Required Disclosures. The Company will file all disclosures with respect to this Policy in accordance with the requirements of the federal securities laws, including any disclosures required by the SEC.

 

10.
Adoption Date; Effective Date. This Policy was adopted by the Board on November 16, 2023,

 

 


 

and will be effective as the Effective Date. The terms and conditions of this Policy will apply to Incentive-Based Compensation that is Received by any Covered Executive on or after the Effective Date, even if such Incentive-Based Compensation was approved, awarded, or granted to the Covered Executive prior to the Effective Date.

 

11.
Amendment; Termination. The Board may amend this Policy from time to time in its discretion. The Board may suspend, discontinue, or terminate this Policy at any time.

 

12.
Other Recovery Rights.

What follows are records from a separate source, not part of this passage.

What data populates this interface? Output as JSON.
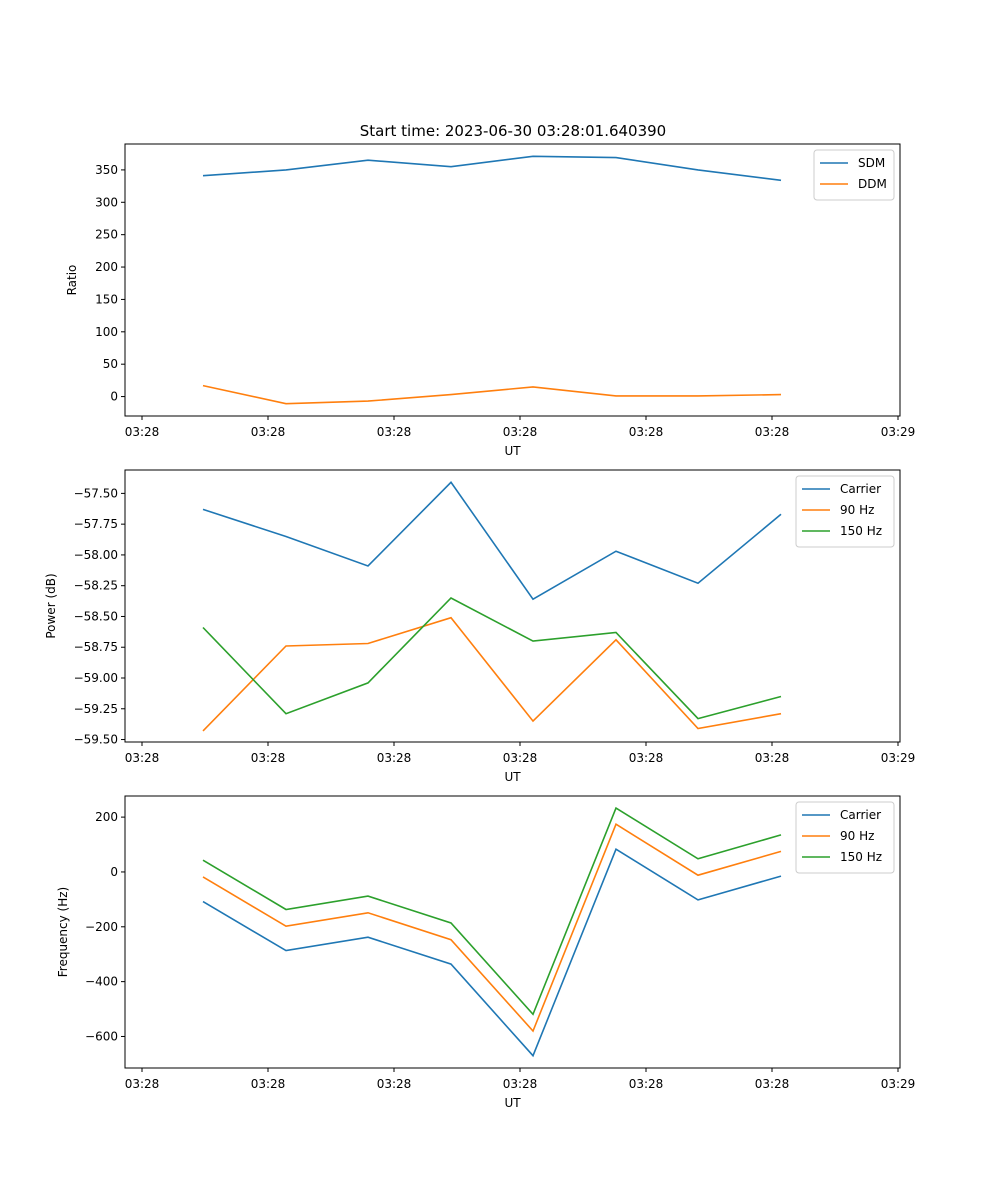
{
  "title": "Start time: 2023-06-30 03:28:01.640390",
  "colors": {
    "blue": "#1f77b4",
    "orange": "#ff7f0e",
    "green": "#2ca02c"
  },
  "chart_data": [
    {
      "type": "line",
      "title": "Start time: 2023-06-30 03:28:01.640390",
      "xlabel": "UT",
      "ylabel": "Ratio",
      "x_tick_labels": [
        "03:28",
        "03:28",
        "03:28",
        "03:28",
        "03:28",
        "03:28",
        "03:28",
        "03:29"
      ],
      "y_ticks": [
        "0",
        "50",
        "100",
        "150",
        "200",
        "250",
        "300",
        "350"
      ],
      "ylim": [
        -30,
        390
      ],
      "legend_position": "top-right",
      "grid": false,
      "series": [
        {
          "name": "SDM",
          "values": [
            341,
            350,
            365,
            355,
            371,
            369,
            350,
            334
          ]
        },
        {
          "name": "DDM",
          "values": [
            17,
            -11,
            -7,
            3,
            15,
            1,
            1,
            3
          ]
        }
      ]
    },
    {
      "type": "line",
      "title": "",
      "xlabel": "UT",
      "ylabel": "Power (dB)",
      "x_tick_labels": [
        "03:28",
        "03:28",
        "03:28",
        "03:28",
        "03:28",
        "03:28",
        "03:28",
        "03:29"
      ],
      "y_ticks": [
        "−59.50",
        "−59.25",
        "−59.00",
        "−58.75",
        "−58.50",
        "−58.25",
        "−58.00",
        "−57.75",
        "−57.50"
      ],
      "ylim": [
        -59.52,
        -57.31
      ],
      "legend_position": "top-right",
      "grid": false,
      "series": [
        {
          "name": "Carrier",
          "values": [
            -57.63,
            -57.85,
            -58.09,
            -57.41,
            -58.36,
            -57.97,
            -58.23,
            -57.67
          ]
        },
        {
          "name": "90 Hz",
          "values": [
            -59.43,
            -58.74,
            -58.72,
            -58.51,
            -59.35,
            -58.69,
            -59.41,
            -59.29
          ]
        },
        {
          "name": "150 Hz",
          "values": [
            -58.59,
            -59.29,
            -59.04,
            -58.35,
            -58.7,
            -58.63,
            -59.33,
            -59.15
          ]
        }
      ]
    },
    {
      "type": "line",
      "title": "",
      "xlabel": "UT",
      "ylabel": "Frequency (Hz)",
      "x_tick_labels": [
        "03:28",
        "03:28",
        "03:28",
        "03:28",
        "03:28",
        "03:28",
        "03:28",
        "03:29"
      ],
      "y_ticks": [
        "−600",
        "−400",
        "−200",
        "0",
        "200"
      ],
      "ylim": [
        -715,
        277
      ],
      "legend_position": "top-right",
      "grid": false,
      "series": [
        {
          "name": "Carrier",
          "values": [
            -108,
            -287,
            -238,
            -336,
            -670,
            83,
            -102,
            -15
          ]
        },
        {
          "name": "90 Hz",
          "values": [
            -18,
            -198,
            -149,
            -247,
            -580,
            174,
            -12,
            75
          ]
        },
        {
          "name": "150 Hz",
          "values": [
            43,
            -137,
            -88,
            -186,
            -519,
            233,
            48,
            135
          ]
        }
      ]
    }
  ]
}
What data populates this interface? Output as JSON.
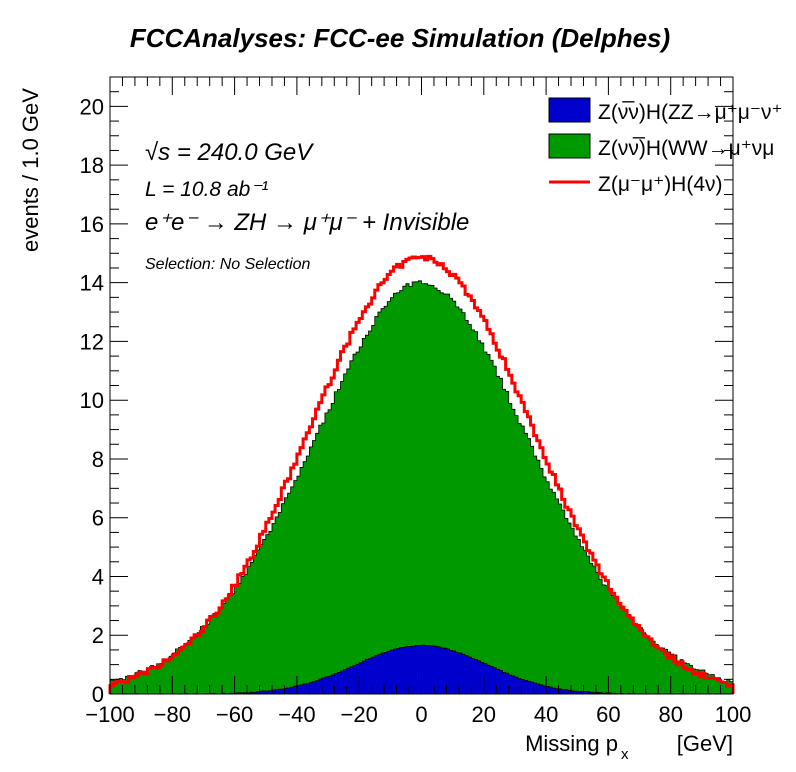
{
  "chart_data": {
    "type": "histogram",
    "title": "FCCAnalyses: FCC-ee Simulation (Delphes)",
    "xlabel": "Missing p",
    "xlabel_subscript": "x",
    "xlabel_unit": "[GeV]",
    "ylabel": "events / 1.0 GeV",
    "xlim": [
      -100,
      100
    ],
    "ylim": [
      0,
      21
    ],
    "x_ticks": [
      "−100",
      "−80",
      "−60",
      "−40",
      "−20",
      "0",
      "20",
      "40",
      "60",
      "80",
      "100"
    ],
    "y_ticks": [
      "0",
      "2",
      "4",
      "6",
      "8",
      "10",
      "12",
      "14",
      "16",
      "18",
      "20"
    ],
    "x_tick_values": [
      -100,
      -80,
      -60,
      -40,
      -20,
      0,
      20,
      40,
      60,
      80,
      100
    ],
    "y_tick_values": [
      0,
      2,
      4,
      6,
      8,
      10,
      12,
      14,
      16,
      18,
      20
    ],
    "bin_width": 1.0,
    "stack": {
      "zz_peak": 1.65,
      "zz_sigma": 21,
      "ww_peak": 12.35,
      "ww_sigma": 38,
      "signal_peak": 14.85,
      "signal_sigma": 36
    },
    "series": [
      {
        "name": "Z(ν̅ν)H(ZZ→μ⁺μ⁻ν⁺",
        "style": "filled",
        "color": "#0000cc"
      },
      {
        "name": "Z(νν̅)H(WW→μ⁺νμ",
        "style": "filled",
        "color": "#009900"
      },
      {
        "name": "Z(μ⁻μ⁺)H(4ν)",
        "style": "line",
        "color": "#ff0000"
      }
    ],
    "annotations": {
      "sqrt_s": "√s = 240.0 GeV",
      "lumi": "L = 10.8 ab⁻¹",
      "process": "e⁺e⁻ → ZH → μ⁺μ⁻ + Invisible",
      "selection": "Selection: No Selection"
    },
    "legend_position": "top-right"
  }
}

The Board intends that this Policy will be applied to the fullest permissible extent. The Board may require that any employment agreement, equity award agreement, or similar agreement entered into on or after the Effective Date will, as a condition to the grant of any benefit thereunder, require a Covered Executive to agree to be subject to and to abide by the terms of this Policy. Any right of recovery under this Policy is in addition to, and not in lieu of, any other remedies or rights of recovery that may be available to the Company Group pursuant to the terms of any similar policy in any employment agreement, equity award agreement, or similar agreement and any other legal remedies available to the Company Group. In the event of a Restatement, the terms of this Policy will be applied first and the Board may apply the terms of the Existing Policy in addition to, but not in lieu of, any recovery provided for under this Policy. To the extent that the application of this Policy would provide for recovery of Incentive-Based Compensation that the Company Group could also recover, or has previously recovered, from a Covered Executive pursuant to the Existing Policy, Section 304 of the Sarbanes-Oxley Act of 2002 or other recovery obligations, the amount such Covered Executive reimburses to, or has already reimbursed to, the Company Group will be credited to the required recovery under this Policy.

 

13.
Successors. This Policy will be binding and enforceable against all Covered Executives and their beneficiaries, heirs, executors, administrators, and other legal representatives.

 

14.
Governing Law; Venue. This Policy and all rights and obligations hereunder are governed by and construed in accordance with the laws of the State of New York, excluding any choice of law rules or principles that may direct the application of the laws of another jurisdiction. The state and federal courts located in the State of New York will have exclusive jurisdiction in any action, lawsuit or proceeding based on or arising out of this Policy.